Cette semaine, on va parler d’une nouveauté qui risque de changer la donne pour beaucoup d’entre nous, adeptes du shopping en ligne à l’international : une taxe forfaitaire de 2 € bientôt appliquée sur chaque petit colis importé hors Union européenne en France. Oui, vous avez bien lu, chaque article, même petit, pourrait se voir grevé d’une nouvelle charge. Alors, pourquoi ce changement, quels en seront les effets concrets et comment s’y préparer ? Je vous explique tout ça, avec en prime quelques conseils pour ne pas vous faire surprendre à la caisse.
Zoom sur la nouvelle taxe : qu’est-ce qui change ?
Depuis plusieurs années, le commerce en ligne a explosé, offrant un accès quasi illimité à des produits venus des quatre coins du monde. Mais cette facilité a aussi ses revers, notamment en matière de fiscalité et de contrôle douanier. Pour simplifier la collecte de la TVA et lutter contre les fraudes, la France impose depuis 2021 une TVA systématique sur la plupart des colis importés, même de petite valeur.
Mais dès 2024, une nouvelle étape est franchie avec l’imposition d’une taxe dite « taxe forfaitaire » de 2 € par colis, destinée à couvrir les frais de gestion et de contrôle des douanes. Cette mesure s’applique aux colis dont la valeur ne dépasse pas 150 € – autrement dit, la majorité des petits achats passés sur des sites hors UE comme en Chine, aux États-Unis ou dans d’autres pays.
Pourquoi cette taxe et quelle justification ?
La raison principale est simple : faciliter le contrôle et le financement des services douaniers. Avec le boom des livraisons internationales, le nombre de petits paquets est devenu colossal, et gérer ces flux coûte cher. Cette taxe vise à combler cet écart, en veillant à ce que chaque envoi contribue un peu à la charge collective.
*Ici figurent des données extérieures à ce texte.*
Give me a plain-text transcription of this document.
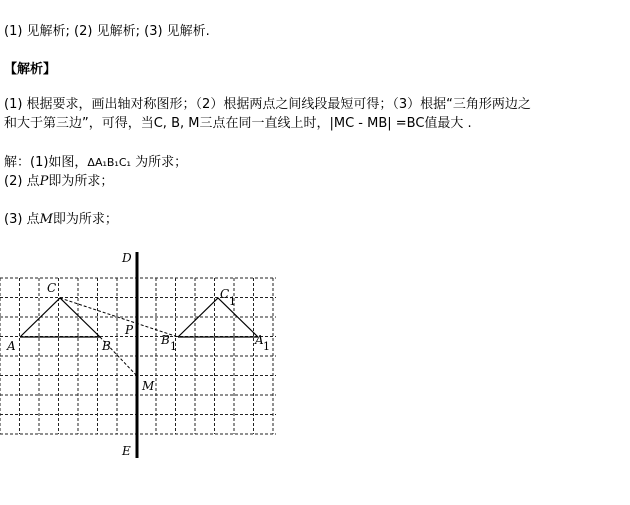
(1) 见解析; (2) 见解析; (3) 见解析.
【解析】
(1) 根据要求，画出轴对称图形；（2）根据两点之间线段最短可得；（3）根据“三角形两边之
和大于第三边”，可得，当C, B, M三点在同一直线上时，|MC - MB| =BC值最大 .
解：(1)如图，ΔA₁B₁C₁ 为所求；
(2) 点P即为所求；
(3) 点M即为所求；
D
E
C
A	B
P
M
B 1
C
1
A 1
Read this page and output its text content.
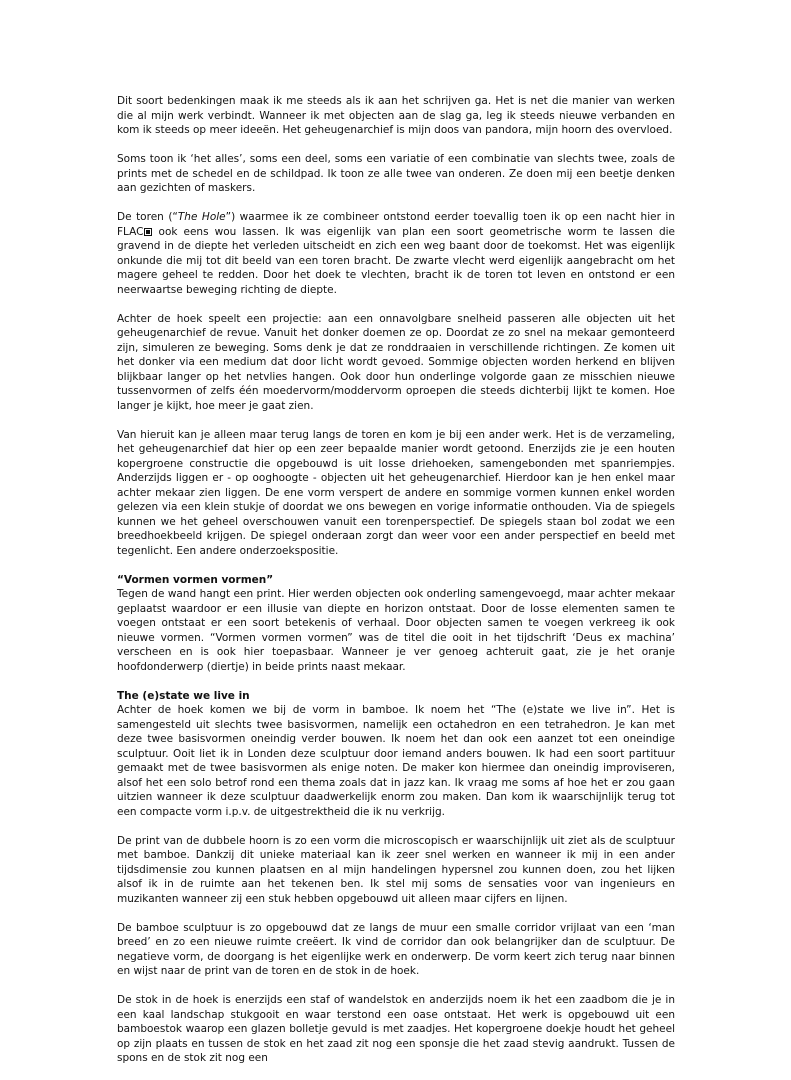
Dit soort bedenkingen maak ik me steeds als ik aan het schrijven ga. Het is net die manier van werken die al mijn werk verbindt. Wanneer ik met objecten aan de slag ga, leg ik steeds nieuwe verbanden en kom ik steeds op meer ideeën. Het geheugenarchief is mijn doos van pandora, mijn hoorn des overvloed.

Soms toon ik ‘het alles’, soms een deel, soms een variatie of een combinatie van slechts twee, zoals de prints met de schedel en de schildpad. Ik toon ze alle twee van onderen. Ze doen mij een beetje denken aan gezichten of maskers.

De toren (“The Hole”) waarmee ik ze combineer ontstond eerder toevallig toen ik op een nacht hier in FLAC ook eens wou lassen. Ik was eigenlijk van plan een soort geometrische worm te lassen die gravend in de diepte het verleden uitscheidt en zich een weg baant door de toekomst. Het was eigenlijk onkunde die mij tot dit beeld van een toren bracht. De zwarte vlecht werd eigenlijk aangebracht om het magere geheel te redden. Door het doek te vlechten, bracht ik de toren tot leven en ontstond er een neerwaartse beweging richting de diepte.

Achter de hoek speelt een projectie: aan een onnavolgbare snelheid passeren alle objecten uit het geheugenarchief de revue. Vanuit het donker doemen ze op. Doordat ze zo snel na mekaar gemonteerd zijn, simuleren ze beweging. Soms denk je dat ze ronddraaien in verschillende richtingen. Ze komen uit het donker via een medium dat door licht wordt gevoed. Sommige objecten worden herkend en blijven blijkbaar langer op het netvlies hangen. Ook door hun onderlinge volgorde gaan ze misschien nieuwe tussenvormen of zelfs één moedervorm/moddervorm oproepen die steeds dichterbij lijkt te komen. Hoe langer je kijkt, hoe meer je gaat zien.

Van hieruit kan je alleen maar terug langs de toren en kom je bij een ander werk. Het is de verzameling, het geheugenarchief dat hier op een zeer bepaalde manier wordt getoond. Enerzijds zie je een houten kopergroene constructie die opgebouwd is uit losse driehoeken, samengebonden met spanriempjes. Anderzijds liggen er - op ooghoogte - objecten uit het geheugenarchief. Hierdoor kan je hen enkel maar achter mekaar zien liggen. De ene vorm verspert de andere en sommige vormen kunnen enkel worden gelezen via een klein stukje of doordat we ons bewegen en vorige informatie onthouden. Via de spiegels kunnen we het geheel overschouwen vanuit een torenperspectief. De spiegels staan bol zodat we een breedhoekbeeld krijgen. De spiegel onderaan zorgt dan weer voor een ander perspectief en beeld met tegenlicht. Een andere onderzoekspositie.

“Vormen vormen vormen”

Tegen de wand hangt een print. Hier werden objecten ook onderling samengevoegd, maar achter mekaar geplaatst waardoor er een illusie van diepte en horizon ontstaat. Door de losse elementen samen te voegen ontstaat er een soort betekenis of verhaal. Door objecten samen te voegen verkreeg ik ook nieuwe vormen. “Vormen vormen vormen” was de titel die ooit in het tijdschrift ‘Deus ex machina’ verscheen en is ook hier toepasbaar. Wanneer je ver genoeg achteruit gaat, zie je het oranje hoofdonderwerp (diertje) in beide prints naast mekaar.

The (e)state we live in

Achter de hoek komen we bij de vorm in bamboe. Ik noem het “The (e)state we live in”. Het is samengesteld uit slechts twee basisvormen, namelijk een octahedron en een tetrahedron. Je kan met deze twee basisvormen oneindig verder bouwen. Ik noem het dan ook een aanzet tot een oneindige sculptuur. Ooit liet ik in Londen deze sculptuur door iemand anders bouwen. Ik had een soort partituur gemaakt met de twee basisvormen als enige noten. De maker kon hiermee dan oneindig improviseren, alsof het een solo betrof rond een thema zoals dat in jazz kan. Ik vraag me soms af hoe het er zou gaan uitzien wanneer ik deze sculptuur daadwerkelijk enorm zou maken. Dan kom ik waarschijnlijk terug tot een compacte vorm i.p.v. de uitgestrektheid die ik nu verkrijg.

De print van de dubbele hoorn is zo een vorm die microscopisch er waarschijnlijk uit ziet als de sculptuur met bamboe. Dankzij dit unieke materiaal kan ik zeer snel werken en wanneer ik mij in een ander tijdsdimensie zou kunnen plaatsen en al mijn handelingen hypersnel zou kunnen doen, zou het lijken alsof ik in de ruimte aan het tekenen ben. Ik stel mij soms de sensaties voor van ingenieurs en muzikanten wanneer zij een stuk hebben opgebouwd uit alleen maar cijfers en lijnen.

De bamboe sculptuur is zo opgebouwd dat ze langs de muur een smalle corridor vrijlaat van een ‘man breed’ en zo een nieuwe ruimte creëert. Ik vind de corridor dan ook belangrijker dan de sculptuur. De negatieve vorm, de doorgang is het eigenlijke werk en onderwerp. De vorm keert zich terug naar binnen en wijst naar de print van de toren en de stok in de hoek.

De stok in de hoek is enerzijds een staf of wandelstok en anderzijds noem ik het een zaadbom die je in een kaal landschap stukgooit en waar terstond een oase ontstaat. Het werk is opgebouwd uit een bamboestok waarop een glazen bolletje gevuld is met zaadjes. Het kopergroene doekje houdt het geheel op zijn plaats en tussen de stok en het zaad zit nog een sponsje die het zaad stevig aandrukt. Tussen de spons en de stok zit nog een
Une autre motivation est de créer une équité entre les commerçants européens et leurs concurrents situés hors UE, qui bénéficiaient autrefois d’un avantage lié à une moindre taxation des petits envois.
Quelles conséquences pour le consommateur ?
Concrètement, cela signifie qu’à partir de l’entrée en vigueur, chaque colis importé en France, même s’il ne vaut que quelques euros, vous coûtera 2 € de plus en frais annexes. Cela pourrait sembler anecdotique, mais au fil du temps, cette surcharge peut s’accumuler, surtout si vous avez l’habitude de commander fréquemment à l’étranger.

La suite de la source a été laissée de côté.